A Trajectory for Advancing the Meta-Cognitive Solving of Mathematics-Based Programming Problems with Scratch

It is the intention of the current study to suggest a trajectory for the advancement of prospective mathematics teachers’ use of meta-cognitive skills in solving mathematics-based programming problems with Scratch. Scratch is a code-based program that can be utilized in teaching various disciplines, especially geometry and its rich range of subjects such as the topic of symmetry. The present study suggests that advancing prospective teachers’ meta-cognitive skills in the Scratch environment could be done through problem solving and negotiations. The present paper analyzed the implementation of the trajectory by two pedagogic supervisors who attempted, in the frame of one-year preparation (2018–2019), to educate 18 prospective teachers to use meta-cognitive skills in mathematics-based programming activities, where this attempt was based on problem solving and negotiation processes.
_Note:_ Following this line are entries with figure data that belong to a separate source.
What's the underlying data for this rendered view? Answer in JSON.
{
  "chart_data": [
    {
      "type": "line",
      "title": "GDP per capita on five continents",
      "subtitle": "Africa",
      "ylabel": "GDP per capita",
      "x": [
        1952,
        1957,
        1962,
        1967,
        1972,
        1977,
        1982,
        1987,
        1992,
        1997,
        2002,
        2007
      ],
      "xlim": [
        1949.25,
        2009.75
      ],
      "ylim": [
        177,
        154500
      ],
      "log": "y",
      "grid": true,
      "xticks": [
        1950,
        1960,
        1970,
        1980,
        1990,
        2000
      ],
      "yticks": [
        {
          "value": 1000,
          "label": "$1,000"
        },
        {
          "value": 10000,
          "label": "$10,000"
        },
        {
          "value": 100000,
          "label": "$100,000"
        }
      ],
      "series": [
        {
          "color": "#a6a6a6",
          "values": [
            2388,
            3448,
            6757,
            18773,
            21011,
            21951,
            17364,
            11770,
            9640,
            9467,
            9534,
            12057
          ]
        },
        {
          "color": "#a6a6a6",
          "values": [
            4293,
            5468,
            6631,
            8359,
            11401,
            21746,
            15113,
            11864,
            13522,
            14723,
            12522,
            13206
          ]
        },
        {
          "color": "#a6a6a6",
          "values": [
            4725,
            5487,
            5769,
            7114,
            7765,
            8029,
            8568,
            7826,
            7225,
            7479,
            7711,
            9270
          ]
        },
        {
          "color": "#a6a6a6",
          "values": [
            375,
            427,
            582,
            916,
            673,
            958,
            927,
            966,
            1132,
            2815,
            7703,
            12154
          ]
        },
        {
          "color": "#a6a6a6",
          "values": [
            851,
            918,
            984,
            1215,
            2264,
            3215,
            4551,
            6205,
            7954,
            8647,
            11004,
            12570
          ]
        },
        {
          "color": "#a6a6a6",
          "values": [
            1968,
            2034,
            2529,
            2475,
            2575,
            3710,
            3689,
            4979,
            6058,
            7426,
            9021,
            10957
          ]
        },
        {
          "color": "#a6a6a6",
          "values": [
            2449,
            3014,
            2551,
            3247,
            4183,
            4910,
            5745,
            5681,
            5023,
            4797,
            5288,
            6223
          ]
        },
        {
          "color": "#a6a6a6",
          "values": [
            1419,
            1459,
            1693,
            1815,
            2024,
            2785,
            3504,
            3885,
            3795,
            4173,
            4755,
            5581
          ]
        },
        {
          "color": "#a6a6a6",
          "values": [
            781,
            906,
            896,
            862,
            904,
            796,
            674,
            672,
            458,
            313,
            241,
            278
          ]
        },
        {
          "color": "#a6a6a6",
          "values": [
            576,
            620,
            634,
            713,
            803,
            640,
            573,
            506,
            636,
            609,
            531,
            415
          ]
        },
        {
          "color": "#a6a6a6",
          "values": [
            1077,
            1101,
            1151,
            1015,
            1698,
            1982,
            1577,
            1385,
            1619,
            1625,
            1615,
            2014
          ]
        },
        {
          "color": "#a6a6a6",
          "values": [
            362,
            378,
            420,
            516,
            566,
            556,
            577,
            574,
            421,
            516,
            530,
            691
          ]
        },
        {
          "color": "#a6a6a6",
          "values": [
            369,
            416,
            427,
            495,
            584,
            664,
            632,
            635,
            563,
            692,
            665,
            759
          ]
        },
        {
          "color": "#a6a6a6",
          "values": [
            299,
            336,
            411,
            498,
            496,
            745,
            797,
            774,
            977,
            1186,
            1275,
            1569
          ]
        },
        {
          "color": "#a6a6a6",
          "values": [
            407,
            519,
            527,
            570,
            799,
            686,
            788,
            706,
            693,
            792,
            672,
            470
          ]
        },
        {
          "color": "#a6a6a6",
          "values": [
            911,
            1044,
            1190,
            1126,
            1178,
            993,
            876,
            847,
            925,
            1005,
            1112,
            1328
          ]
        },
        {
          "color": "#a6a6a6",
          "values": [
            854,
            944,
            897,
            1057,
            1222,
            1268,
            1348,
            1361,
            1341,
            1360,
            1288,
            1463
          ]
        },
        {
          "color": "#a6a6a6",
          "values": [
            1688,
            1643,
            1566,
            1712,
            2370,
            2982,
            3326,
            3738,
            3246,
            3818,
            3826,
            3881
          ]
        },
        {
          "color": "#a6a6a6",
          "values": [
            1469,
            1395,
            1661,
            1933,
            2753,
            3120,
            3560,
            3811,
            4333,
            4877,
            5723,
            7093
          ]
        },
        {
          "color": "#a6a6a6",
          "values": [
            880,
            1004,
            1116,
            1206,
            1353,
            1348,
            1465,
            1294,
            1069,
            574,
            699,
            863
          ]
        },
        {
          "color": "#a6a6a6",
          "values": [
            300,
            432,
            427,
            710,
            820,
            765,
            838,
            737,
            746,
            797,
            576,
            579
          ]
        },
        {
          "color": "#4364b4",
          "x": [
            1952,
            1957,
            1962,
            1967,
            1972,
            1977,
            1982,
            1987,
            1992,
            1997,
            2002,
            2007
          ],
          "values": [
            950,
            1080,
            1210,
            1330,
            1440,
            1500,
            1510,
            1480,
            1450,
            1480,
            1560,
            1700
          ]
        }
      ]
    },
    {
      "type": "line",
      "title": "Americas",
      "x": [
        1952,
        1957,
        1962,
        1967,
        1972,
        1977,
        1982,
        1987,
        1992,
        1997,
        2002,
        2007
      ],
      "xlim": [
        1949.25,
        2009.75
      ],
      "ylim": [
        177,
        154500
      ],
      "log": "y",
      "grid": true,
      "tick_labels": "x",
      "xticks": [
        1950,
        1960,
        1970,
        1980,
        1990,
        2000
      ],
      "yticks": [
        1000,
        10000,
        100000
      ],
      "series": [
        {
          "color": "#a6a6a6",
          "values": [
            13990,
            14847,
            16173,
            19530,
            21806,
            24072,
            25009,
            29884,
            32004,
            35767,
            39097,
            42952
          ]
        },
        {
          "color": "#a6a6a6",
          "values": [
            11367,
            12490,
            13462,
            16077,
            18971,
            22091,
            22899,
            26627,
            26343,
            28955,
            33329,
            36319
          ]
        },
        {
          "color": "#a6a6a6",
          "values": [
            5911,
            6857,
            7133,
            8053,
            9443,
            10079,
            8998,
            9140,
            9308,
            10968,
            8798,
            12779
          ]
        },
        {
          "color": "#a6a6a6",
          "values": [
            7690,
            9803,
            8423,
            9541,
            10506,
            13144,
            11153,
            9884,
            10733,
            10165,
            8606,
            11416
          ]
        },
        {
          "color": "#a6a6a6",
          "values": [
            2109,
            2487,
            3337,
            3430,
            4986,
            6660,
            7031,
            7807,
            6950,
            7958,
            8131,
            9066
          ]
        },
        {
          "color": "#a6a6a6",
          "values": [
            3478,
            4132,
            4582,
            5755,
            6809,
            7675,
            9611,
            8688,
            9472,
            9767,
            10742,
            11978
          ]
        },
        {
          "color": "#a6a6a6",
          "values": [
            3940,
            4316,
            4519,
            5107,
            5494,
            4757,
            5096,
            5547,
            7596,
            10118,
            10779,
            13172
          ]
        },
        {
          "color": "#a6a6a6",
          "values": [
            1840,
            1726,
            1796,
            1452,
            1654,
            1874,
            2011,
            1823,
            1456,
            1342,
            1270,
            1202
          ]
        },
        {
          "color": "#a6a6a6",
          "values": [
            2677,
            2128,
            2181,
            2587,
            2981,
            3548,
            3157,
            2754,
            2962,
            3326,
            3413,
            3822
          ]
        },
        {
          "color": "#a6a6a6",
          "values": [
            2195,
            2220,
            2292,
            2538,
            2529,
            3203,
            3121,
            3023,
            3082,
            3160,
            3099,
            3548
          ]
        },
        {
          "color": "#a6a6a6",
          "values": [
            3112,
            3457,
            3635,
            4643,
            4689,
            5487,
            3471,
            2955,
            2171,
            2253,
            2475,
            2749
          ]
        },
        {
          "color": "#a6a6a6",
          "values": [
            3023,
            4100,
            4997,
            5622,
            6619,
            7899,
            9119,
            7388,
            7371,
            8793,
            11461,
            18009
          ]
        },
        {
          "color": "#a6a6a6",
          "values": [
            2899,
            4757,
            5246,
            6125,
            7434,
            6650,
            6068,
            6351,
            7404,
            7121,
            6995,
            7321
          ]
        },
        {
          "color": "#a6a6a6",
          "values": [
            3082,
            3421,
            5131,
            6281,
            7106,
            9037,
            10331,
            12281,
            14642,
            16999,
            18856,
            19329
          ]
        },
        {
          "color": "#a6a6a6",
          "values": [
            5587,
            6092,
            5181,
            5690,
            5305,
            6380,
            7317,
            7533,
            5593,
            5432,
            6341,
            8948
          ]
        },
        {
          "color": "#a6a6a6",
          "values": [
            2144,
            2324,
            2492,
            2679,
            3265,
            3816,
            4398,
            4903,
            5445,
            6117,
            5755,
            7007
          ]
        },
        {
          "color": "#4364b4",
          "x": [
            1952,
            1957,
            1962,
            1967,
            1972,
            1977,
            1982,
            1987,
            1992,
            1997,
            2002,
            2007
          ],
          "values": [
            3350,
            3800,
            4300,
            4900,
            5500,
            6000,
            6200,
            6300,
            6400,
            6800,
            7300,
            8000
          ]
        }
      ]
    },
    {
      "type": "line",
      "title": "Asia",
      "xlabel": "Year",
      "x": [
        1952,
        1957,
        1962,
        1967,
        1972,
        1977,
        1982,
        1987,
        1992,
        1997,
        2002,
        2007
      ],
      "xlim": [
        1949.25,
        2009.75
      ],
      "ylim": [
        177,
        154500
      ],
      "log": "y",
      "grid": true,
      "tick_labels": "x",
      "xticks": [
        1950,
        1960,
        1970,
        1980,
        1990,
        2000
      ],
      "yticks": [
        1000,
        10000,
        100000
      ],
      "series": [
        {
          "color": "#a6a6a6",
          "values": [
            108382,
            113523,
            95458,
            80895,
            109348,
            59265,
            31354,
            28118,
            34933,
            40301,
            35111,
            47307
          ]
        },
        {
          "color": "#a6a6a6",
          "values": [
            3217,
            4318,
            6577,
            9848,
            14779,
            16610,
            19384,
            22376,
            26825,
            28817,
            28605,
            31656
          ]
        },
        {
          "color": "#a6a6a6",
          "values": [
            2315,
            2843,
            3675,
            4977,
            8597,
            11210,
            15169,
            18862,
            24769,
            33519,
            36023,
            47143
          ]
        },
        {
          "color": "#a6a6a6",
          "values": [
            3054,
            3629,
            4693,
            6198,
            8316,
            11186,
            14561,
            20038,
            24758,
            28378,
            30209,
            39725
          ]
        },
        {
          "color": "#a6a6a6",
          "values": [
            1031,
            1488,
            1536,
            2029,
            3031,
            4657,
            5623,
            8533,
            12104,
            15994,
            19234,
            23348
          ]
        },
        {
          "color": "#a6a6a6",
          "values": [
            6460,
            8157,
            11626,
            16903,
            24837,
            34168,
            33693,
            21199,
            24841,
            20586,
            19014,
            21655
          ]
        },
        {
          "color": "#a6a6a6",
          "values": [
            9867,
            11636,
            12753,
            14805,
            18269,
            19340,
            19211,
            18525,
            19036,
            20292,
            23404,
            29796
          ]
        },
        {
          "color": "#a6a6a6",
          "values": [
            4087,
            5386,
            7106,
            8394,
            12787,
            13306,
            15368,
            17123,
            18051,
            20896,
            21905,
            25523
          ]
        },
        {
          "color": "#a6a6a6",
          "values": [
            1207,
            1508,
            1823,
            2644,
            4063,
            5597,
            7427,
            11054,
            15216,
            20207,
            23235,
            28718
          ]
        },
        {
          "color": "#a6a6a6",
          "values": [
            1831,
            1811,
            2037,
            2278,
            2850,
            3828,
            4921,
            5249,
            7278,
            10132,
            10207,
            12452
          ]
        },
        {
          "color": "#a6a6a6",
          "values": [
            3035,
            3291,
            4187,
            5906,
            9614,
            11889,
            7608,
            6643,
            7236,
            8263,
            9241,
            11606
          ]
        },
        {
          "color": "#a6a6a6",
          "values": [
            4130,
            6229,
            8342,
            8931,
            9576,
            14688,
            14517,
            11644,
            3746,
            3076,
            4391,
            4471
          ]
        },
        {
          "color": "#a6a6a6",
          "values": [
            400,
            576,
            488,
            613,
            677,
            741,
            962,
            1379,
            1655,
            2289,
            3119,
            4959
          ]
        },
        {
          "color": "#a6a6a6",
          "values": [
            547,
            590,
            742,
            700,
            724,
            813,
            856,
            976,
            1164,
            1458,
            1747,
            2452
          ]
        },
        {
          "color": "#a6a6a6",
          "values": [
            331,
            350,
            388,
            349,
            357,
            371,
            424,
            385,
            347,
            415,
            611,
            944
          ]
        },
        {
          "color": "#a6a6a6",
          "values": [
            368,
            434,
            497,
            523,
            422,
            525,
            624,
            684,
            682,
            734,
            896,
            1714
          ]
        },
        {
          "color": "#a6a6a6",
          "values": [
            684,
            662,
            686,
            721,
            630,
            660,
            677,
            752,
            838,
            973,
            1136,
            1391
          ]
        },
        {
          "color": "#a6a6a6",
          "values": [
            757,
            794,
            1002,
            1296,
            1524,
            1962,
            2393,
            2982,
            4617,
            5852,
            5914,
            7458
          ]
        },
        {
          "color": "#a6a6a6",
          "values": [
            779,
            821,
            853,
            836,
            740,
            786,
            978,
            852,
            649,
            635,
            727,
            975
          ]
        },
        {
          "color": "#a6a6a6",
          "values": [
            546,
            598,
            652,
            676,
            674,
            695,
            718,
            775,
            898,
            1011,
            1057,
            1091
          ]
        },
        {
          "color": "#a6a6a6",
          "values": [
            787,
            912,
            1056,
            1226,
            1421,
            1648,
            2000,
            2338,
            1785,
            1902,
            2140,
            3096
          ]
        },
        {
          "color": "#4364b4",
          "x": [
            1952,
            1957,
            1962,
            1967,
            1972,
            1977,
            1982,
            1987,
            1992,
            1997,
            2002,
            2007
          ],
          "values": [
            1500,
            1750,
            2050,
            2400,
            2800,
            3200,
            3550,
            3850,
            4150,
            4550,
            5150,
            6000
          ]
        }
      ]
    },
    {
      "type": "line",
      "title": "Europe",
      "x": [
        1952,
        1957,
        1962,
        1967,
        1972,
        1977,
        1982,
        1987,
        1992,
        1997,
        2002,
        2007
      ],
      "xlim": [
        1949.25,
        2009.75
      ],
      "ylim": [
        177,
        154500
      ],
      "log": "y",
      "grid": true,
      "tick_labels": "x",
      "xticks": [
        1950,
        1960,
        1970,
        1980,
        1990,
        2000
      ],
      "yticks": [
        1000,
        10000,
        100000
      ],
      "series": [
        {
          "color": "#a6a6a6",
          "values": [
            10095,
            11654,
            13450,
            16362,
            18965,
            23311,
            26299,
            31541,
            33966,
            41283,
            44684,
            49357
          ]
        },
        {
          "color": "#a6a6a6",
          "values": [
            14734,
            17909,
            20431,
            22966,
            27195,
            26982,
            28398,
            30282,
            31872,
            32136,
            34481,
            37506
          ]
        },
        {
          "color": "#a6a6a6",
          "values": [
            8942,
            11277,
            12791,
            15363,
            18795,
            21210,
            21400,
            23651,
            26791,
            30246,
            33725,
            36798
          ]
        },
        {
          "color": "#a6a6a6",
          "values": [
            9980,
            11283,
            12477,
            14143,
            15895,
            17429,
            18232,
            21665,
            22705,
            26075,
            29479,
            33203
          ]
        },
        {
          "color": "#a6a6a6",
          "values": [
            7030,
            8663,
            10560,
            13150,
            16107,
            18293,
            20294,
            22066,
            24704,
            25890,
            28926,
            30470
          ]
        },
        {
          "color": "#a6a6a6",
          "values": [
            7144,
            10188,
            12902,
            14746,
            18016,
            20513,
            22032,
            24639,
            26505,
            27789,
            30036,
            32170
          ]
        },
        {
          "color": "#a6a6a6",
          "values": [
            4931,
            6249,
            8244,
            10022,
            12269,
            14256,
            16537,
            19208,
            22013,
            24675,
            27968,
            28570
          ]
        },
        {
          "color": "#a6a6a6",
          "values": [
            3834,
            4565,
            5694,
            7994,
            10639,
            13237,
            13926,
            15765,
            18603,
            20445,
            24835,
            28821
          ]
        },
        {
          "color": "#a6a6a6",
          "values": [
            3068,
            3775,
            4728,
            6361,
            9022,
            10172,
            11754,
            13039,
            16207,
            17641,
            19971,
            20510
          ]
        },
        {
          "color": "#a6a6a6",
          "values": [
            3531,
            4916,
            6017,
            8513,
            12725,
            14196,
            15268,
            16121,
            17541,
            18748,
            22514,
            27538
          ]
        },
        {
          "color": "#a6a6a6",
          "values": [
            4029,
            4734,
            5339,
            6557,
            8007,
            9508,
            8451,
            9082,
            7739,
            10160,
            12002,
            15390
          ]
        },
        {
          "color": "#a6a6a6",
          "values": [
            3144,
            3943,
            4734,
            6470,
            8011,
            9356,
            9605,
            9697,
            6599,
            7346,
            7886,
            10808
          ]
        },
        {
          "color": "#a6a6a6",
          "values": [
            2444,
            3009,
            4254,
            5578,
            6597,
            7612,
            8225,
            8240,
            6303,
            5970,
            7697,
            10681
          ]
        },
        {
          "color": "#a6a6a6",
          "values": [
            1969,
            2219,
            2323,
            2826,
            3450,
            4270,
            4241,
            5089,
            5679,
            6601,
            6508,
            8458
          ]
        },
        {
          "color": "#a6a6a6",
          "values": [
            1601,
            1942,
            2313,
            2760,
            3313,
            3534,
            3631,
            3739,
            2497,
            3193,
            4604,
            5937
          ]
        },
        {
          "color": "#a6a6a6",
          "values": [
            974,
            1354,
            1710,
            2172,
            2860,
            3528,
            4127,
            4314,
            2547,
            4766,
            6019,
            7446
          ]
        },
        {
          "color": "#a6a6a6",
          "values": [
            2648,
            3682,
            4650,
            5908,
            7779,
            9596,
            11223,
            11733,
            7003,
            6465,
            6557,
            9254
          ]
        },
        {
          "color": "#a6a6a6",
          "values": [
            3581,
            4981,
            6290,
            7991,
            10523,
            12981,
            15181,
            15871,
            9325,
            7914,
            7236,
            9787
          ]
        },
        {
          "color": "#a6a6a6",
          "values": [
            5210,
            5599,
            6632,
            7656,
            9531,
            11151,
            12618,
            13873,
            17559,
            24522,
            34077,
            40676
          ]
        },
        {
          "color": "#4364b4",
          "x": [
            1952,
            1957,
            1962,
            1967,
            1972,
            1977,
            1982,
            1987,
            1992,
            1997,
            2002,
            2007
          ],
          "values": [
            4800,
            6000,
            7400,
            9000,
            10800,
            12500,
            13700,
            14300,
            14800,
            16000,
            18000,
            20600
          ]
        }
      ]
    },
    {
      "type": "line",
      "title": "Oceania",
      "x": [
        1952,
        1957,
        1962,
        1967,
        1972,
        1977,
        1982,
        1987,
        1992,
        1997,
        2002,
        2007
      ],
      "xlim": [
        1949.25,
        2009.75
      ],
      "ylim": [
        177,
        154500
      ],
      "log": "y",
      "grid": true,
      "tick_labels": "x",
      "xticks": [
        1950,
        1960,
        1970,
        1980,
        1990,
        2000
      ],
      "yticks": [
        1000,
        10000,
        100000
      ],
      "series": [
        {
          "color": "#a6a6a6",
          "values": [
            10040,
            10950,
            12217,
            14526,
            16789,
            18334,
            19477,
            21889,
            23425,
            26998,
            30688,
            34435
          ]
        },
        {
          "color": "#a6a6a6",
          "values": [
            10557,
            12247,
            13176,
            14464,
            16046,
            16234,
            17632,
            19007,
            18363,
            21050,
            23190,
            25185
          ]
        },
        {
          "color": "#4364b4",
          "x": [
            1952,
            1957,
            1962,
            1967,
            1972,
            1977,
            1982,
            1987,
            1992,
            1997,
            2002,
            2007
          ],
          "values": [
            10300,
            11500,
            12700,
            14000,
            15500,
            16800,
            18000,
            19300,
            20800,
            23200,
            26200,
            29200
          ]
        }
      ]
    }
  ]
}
Data were collected through videoing and recording the learning sessions of the prospective teachers and was analyzed using deductive and inductive constant comparison methods. The deductive analysis utilized theoretical models of meta-cognitive processes and negotiation processes. The research results indicated that the negotiation processes supported the development of the prospective teachers’ meta-cognitive processes in solving mathematics-based programming problems with Scratch.